Oral Presentation Australian Society for Microbiology Annual Scientific Meeting 2021

The Evolutionary Adventures of Clostridioides difficile Ribotype 017 (#35)

Korakrit Imwattana 1 2 , Papanin Putsathit 3 , Teera Leepattarakit 2 , Pattarachai Kiratisin 2 , Daniel Knight 1 4 , Thomas Riley 1 3 4 5
  1. School of Biomedical Sciences, The University of Western Australia, Perth, WA, Australia
  2. Department of Microbiology, Faculty of Medicine Siriraj Hospital, Mahidol University, Bangkok, Thailand
  3. School of Medical and Health Sciences, Edith Cowan University, Joondalup, WA, Australia
  4. Medical, Molecular and Forensic Sciences, Murdoch University, Murdoch, WA, Australia
  5. Department of Microbiology, PathWest Laboratory Medicine, Queen Elizabeth II Medical Centre, Nedlands, WA, Australia

Clostridioides difficile ribotype (RT) 017 ranks among the most successful C. difficile lineages globally.

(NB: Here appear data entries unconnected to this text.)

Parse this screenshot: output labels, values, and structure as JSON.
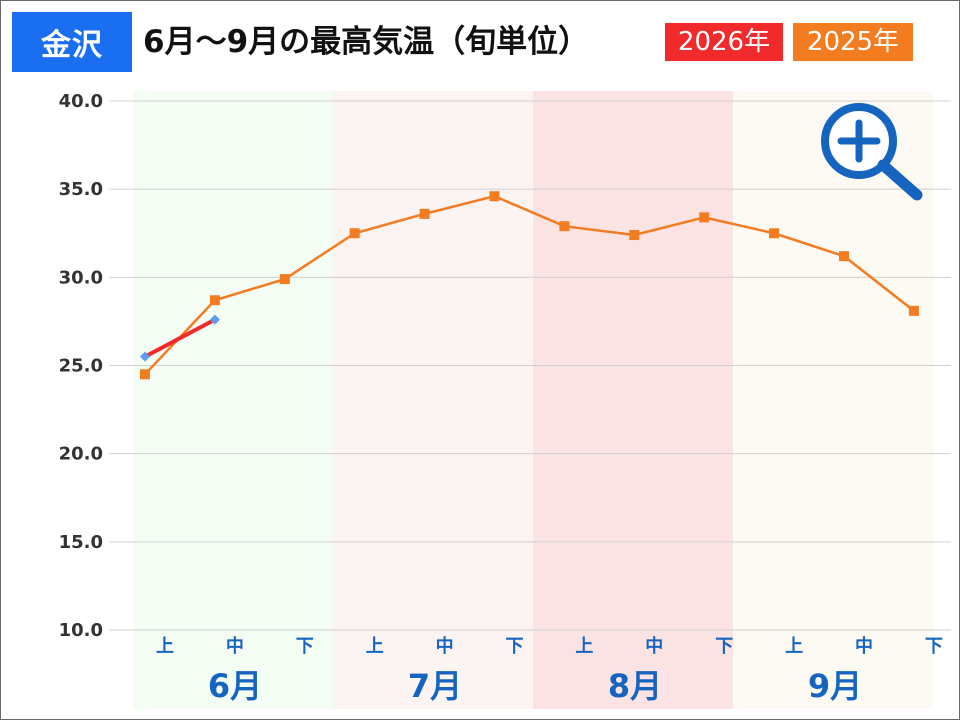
{
  "header": {
    "city": "金沢",
    "title": "6月～9月の最高気温（旬単位）",
    "legend": [
      {
        "label": "2026年",
        "color": "#f12b2b"
      },
      {
        "label": "2025年",
        "color": "#f37b20"
      }
    ]
  },
  "colors": {
    "city_badge": "#1a6ff0",
    "label_blue": "#1565c0",
    "grid": "#d0d0d0",
    "marker_2026": "#5b9cf0"
  },
  "zoom_icon": "zoom-in-icon",
  "chart_data": {
    "type": "line",
    "ylim": [
      10,
      40
    ],
    "yticks": [
      "40.0",
      "35.0",
      "30.0",
      "25.0",
      "20.0",
      "15.0",
      "10.0"
    ],
    "dekads": [
      "上",
      "中",
      "下",
      "上",
      "中",
      "下",
      "上",
      "中",
      "下",
      "上",
      "中",
      "下"
    ],
    "months": [
      {
        "label": "6月",
        "bg": "#f3fdf3"
      },
      {
        "label": "7月",
        "bg": "#fcf3f3"
      },
      {
        "label": "8月",
        "bg": "#fce3e3"
      },
      {
        "label": "9月",
        "bg": "#fdf9f3"
      }
    ],
    "series": [
      {
        "name": "2025年",
        "color": "#f37b20",
        "values": [
          24.5,
          28.7,
          29.9,
          32.5,
          33.6,
          34.6,
          32.9,
          32.4,
          33.4,
          32.5,
          31.2,
          28.1
        ]
      },
      {
        "name": "2026年",
        "color": "#f12b2b",
        "values": [
          25.5,
          27.6
        ]
      }
    ]
  }
}
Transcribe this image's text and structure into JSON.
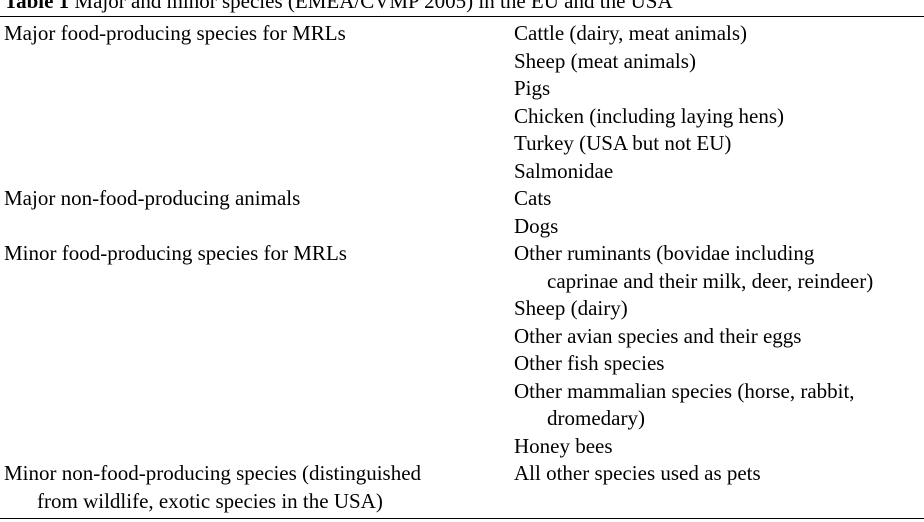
{
  "caption": {
    "label": "Table 1",
    "text": "Major and minor species (EMEA/CVMP 2005) in the EU and the USA"
  },
  "rows": [
    {
      "category": [
        "Major food-producing species for MRLs"
      ],
      "species": [
        [
          "Cattle (dairy, meat animals)"
        ],
        [
          "Sheep (meat animals)"
        ],
        [
          "Pigs"
        ],
        [
          "Chicken (including laying hens)"
        ],
        [
          "Turkey (USA but not EU)"
        ],
        [
          "Salmonidae"
        ]
      ]
    },
    {
      "category": [
        "Major non-food-producing animals"
      ],
      "species": [
        [
          "Cats"
        ],
        [
          "Dogs"
        ]
      ]
    },
    {
      "category": [
        "Minor food-producing species for MRLs"
      ],
      "species": [
        [
          "Other ruminants (bovidae including",
          "caprinae and their milk, deer, reindeer)"
        ],
        [
          "Sheep (dairy)"
        ],
        [
          "Other avian species and their eggs"
        ],
        [
          "Other fish species"
        ],
        [
          "Other mammalian species (horse, rabbit,",
          "dromedary)"
        ],
        [
          "Honey bees"
        ]
      ]
    },
    {
      "category": [
        "Minor non-food-producing species (distinguished",
        "from wildlife, exotic species in the USA)"
      ],
      "species": [
        [
          "All other species used as pets"
        ]
      ]
    }
  ]
}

In the past three decades, it has caused outbreaks on at least four continents, more than other epidemic lineages. However, our understanding of the genomic basis for the spread of C. difficile RT 017 is limited, with a single study to date estimating the rapid global spread to have commenced in the 1990s. Here, we performed high-resolution core genome single nucleotide polymorphism (cgSNP) and Bayesian evolutionary analyses on an updated and more balanced dataset of 282 non-clonal C. difficile RT 017 genomes from strains isolated between 1981 and 2019 spanning six continents. These analyses place an estimated time of global spread between 1953 and 1983 and identified the acquisition of the ermB-positive transposon Tn6194 as a key factor behind this spread. This coincided with the introduction of clindamycin, a key inciter of C. difficile infection, into clinical practice in the 1960s. Based solely on the genomic data, the origin of C. difficile RT 017 could not be determined. However, geographical data and records of population movement suggest that C. difficile RT 017 had been moving between Asia and Europe since the Middle ages and was later transported to North America in 1860 (95% CI: 1622 – 1954). A focused study of 45 clinical C. difficile RT 017 genomes from a possible outbreak in a tertiary hospital in Thailand revealed that the population consisted of at least three different groups: two groups of multidrug-resistant (MDR) C. difficile RT 017 and a group of more ancient, non-MDR C. difficile RT 017. The significant genomic diversity within each MDR group suggests that though they were all isolated from hospitalised patients, there was likely an environmental reservoir of C. difficile RT 017 in the community that contributed to the spread of this pathogen.